Begun points out that south-east Europe was once occupied by the ancestors of animals like the giraffe and rhino, too. "It's widely agreed that this was the found fauna of most of what we see in Africa today," he told New Scientists. "If the antelopes and giraffes could get into Africa 7 million years ago, why not the apes?"
He recently outlined this idea at a conference of the American Association of Physical Anthropologists.
It's worth noting that Begun has made similar hypotheses before. Writing for the Journal of Human Evolution in 2002, Begun and Elmar Heizmann of the Natural history Museum of Stuttgart discussed a great ape fossil found in Germany that they argued could be the ancestor (broadly speaking) of all living great apes and humans.
"Found in Germany 20 years ago, this specimen is about 16.5 million years old, some 1.5 million years older than similar species from East Africa," Begun said in a statement then. "It suggests that the great ape and human lineage first appeared in Eurasia and not Africa."
Migrating out of Africa
In the Descent of Man, Charles Darwin proposed that hominins descended out of Africa. Considering the relatively few fossils available at the time, it is a testament to Darwin's astuteness that his hypothesis remains the leading theory.

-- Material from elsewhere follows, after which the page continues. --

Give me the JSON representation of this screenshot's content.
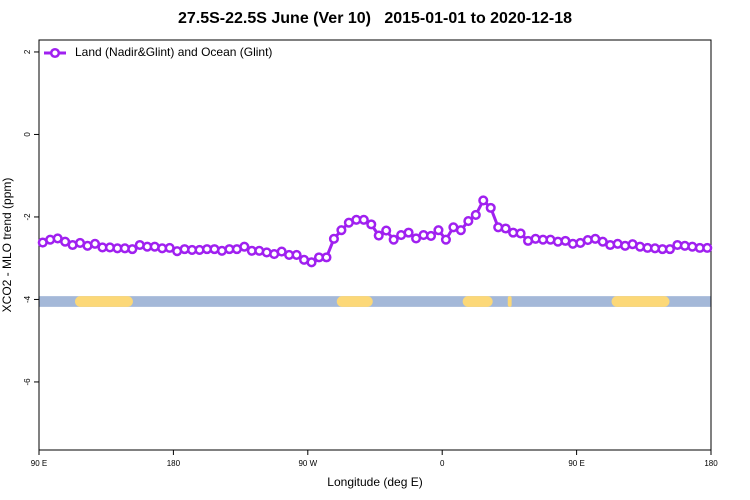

Since Darwin's time, we have unearthed many more fossils and discovered new evidence in genetics. As such, our African-origin story has undergone many updates and revisions since 1871. Today, it has splintered into two theories: the "out of Africa" theory and the "multi-regional" theory.
The out of Africa theory suggests that the cradle of all humanity was Africa. Homo sapiens evolved exclusively and recently on that continent. At some point in prehistory, our ancestors migrated from Africa to Eurasia and replaced other subspecies of the genus Homo, such as Neanderthals. This is the dominant theory among scientists, and current evidence seems to support it best — though, say that in some circles and be prepared for a late-night debate that goes well past last call.
The multi-regional theory suggests that humans evolved in parallel across various regions. According to this model, the hominins Homo erectus left Africa to settle across Eurasia and (maybe) Australia. These disparate populations eventually evolved into modern humans thanks to a helping dollop of gene flow.
Of course, there are the broad strokes of very nuanced models, and we're leaving a lot of discussion out. There is, for example, a debate as to whether African Homo erectus fossils should be considered alongside Asian ones or should be labeled as a different subspecies, Homo ergaster.
Proponents of the out-of-Africa model aren't sure whether non-African humans descended from a single migration out of Africa or at least two major waves of migration followed by a lot of interbreeding.
Did we head east or south of Eden?
Not all anthropologists agree with Begun and his team's conclusions. As noted by New Scientist, it is possible that the Nikiti ape is not related to hominins at all. It may have evolved similar features independently, developing teeth to eat similar foods or chew in a similar manner as early hominins.
Ultimately, Nikiti ape alone doesn't offer enough evidence to upend the out of Africa model, which is supported by a more robust fossil record and DNA evidence. But additional evidence may be uncovered to lend further credence to Begun's hypothesis or lead us to yet unconsidered ideas about humanity's evolution.